Dordogne : l'abattoir Sobeval, dénoncé par L214, suspendu après un contrôle vétérinaire

Dordogne : l'abattoir Sobeval, dénoncé par L214, suspendu après un contrôle vétérinaire
Didier Guillaume, ministre de l'Agriculture, sortant de l'Élysée le 12 février 2020.

, publié le vendredi 28 février 2020 à 16h45

L'abattoir de veaux dans lequel des vidéos de maltraitance animale avait été tournées puis publiées par l'association L214 a été suspendu en raison du manque de formation des salariés.

"Ce matin, j'ai décidé de suspendre l'agrément de cet abattoir". Présent au Salon de l'agriculture, vendredi 28 février, le ministre Didier Guillaume a annoncé la suspension de l'abattoir de veaux en Dordogne.

Très controversé après la publication d'une vidéo de l'association de défense des animaux L214, l'abattoir a fait l'objet d'un contrôle vétérinaire ayant entraîné sa fermeture temporaire.

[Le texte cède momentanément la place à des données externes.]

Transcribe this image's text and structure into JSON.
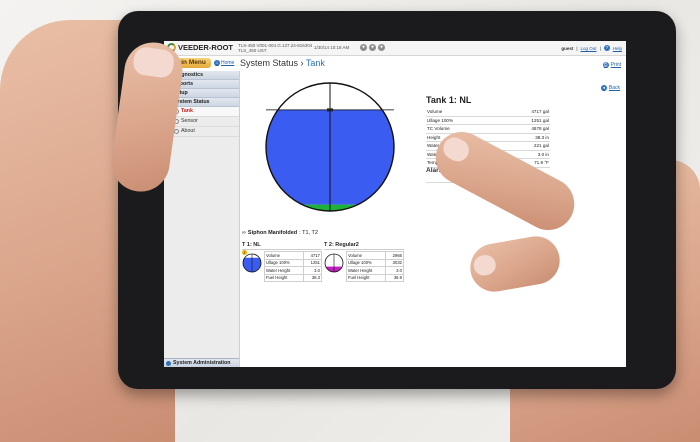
{
  "topbar": {
    "logo": "VEEDER-ROOT",
    "system_line1": "TLS-450 V001-004.G.137.24-816304",
    "system_line2": "TLS_450 UST",
    "datetime": "1/30/14 10:18 AM",
    "user": "guest",
    "logout": "Log Out",
    "help": "Help"
  },
  "header": {
    "main_menu": "Main Menu",
    "home": "Home",
    "breadcrumb_root": "System Status",
    "breadcrumb_sep": "›",
    "breadcrumb_current": "Tank",
    "print": "Print"
  },
  "sidebar": {
    "sections": [
      {
        "label": "Diagnostics"
      },
      {
        "label": "Reports"
      },
      {
        "label": "Setup"
      },
      {
        "label": "System Status"
      }
    ],
    "items": [
      {
        "label": "Tank"
      },
      {
        "label": "Sensor"
      },
      {
        "label": "About"
      }
    ],
    "footer": "System Administration"
  },
  "tank": {
    "title": "Tank 1: NL",
    "back": "Back",
    "details": [
      {
        "label": "Volume",
        "value": "4717 gal"
      },
      {
        "label": "Ullage 100%",
        "value": "1251 gal"
      },
      {
        "label": "TC Volume",
        "value": "4678 gal"
      },
      {
        "label": "Height",
        "value": "38.3 in"
      },
      {
        "label": "Water Volume",
        "value": "221 gal"
      },
      {
        "label": "Water Height",
        "value": "3.0 in"
      },
      {
        "label": "Temperature",
        "value": "71.9 °F"
      }
    ],
    "fill_fraction": 0.79,
    "water_fraction": 0.05,
    "colors": {
      "product": "#3b5cf0",
      "water": "#1db33a",
      "ullage": "#ffffff"
    },
    "alarms_title": "Alarms / Warnings",
    "alarms_col_product": "Product"
  },
  "siphon": {
    "label": "Siphon Manifolded",
    "tanks": ": T1, T2"
  },
  "mini_tanks": [
    {
      "title": "T 1: NL",
      "fill_color": "#3b5cf0",
      "fill_fraction": 0.79,
      "rows": [
        {
          "label": "Volume",
          "value": "4717"
        },
        {
          "label": "Ullage 100%",
          "value": "1251"
        },
        {
          "label": "Water Height",
          "value": "3.0"
        },
        {
          "label": "Fuel Height",
          "value": "38.3"
        }
      ]
    },
    {
      "title": "T 2: Regular2",
      "fill_color": "#c21ec2",
      "fill_fraction": 0.3,
      "rows": [
        {
          "label": "Volume",
          "value": "2966"
        },
        {
          "label": "Ullage 100%",
          "value": "3032"
        },
        {
          "label": "Water Height",
          "value": "3.0"
        },
        {
          "label": "Fuel Height",
          "value": "36.9"
        }
      ]
    }
  ]
}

"J'annonce non pas sa fermeture mais la suspension de cet abattoir, a précisé le ministre, mis mal à l'aise dernièrement par le sujet. Dès que des mesures correctives seront proposées par ses gestionnaires, cet abattoir pourra reprendre son fonctionnement."

L'association de défense des animaux L214 avait demandé le 20 février la fermeture du site, après diffusion d'une nouvelle vidéo montrant selon elle des infractions "multiples". La préfecture de la Dordogne a ensuite assuré que le visionnage des images ne permettait pas d'établir de "non-conformité à la réglementation". 

"La brigade nationale vétérinaire s'est rendue sur place car la qualification de non-conformité ne se fait pas sur des vidéos mais sur du concret", a ajouté le ministre qui avait entre-temps sollicité une enquête sur place. "A la lumière des premiers éléments qui me sont remontés hier soir, les deux experts nationaux du ministère mettent en évidence des problèmes de formation des salariés de l'abattoir."

"Il semblerait que cela ait pu jouer un rôle dans cette situation", a poursuivi le ministre qui reconnaît des "dysfonctionnements" mais ne donne pas plus de précision.

"Manque de maîtrise des conditions d'abattage"

Les constats des deux experts "mettent en évidence un manque de maîtrise des conditions d'abattage des animaux par les salariés de l'abattoir avec notamment des défauts de formation et de sensibilisation", a précisé le ministère dans un communiqué.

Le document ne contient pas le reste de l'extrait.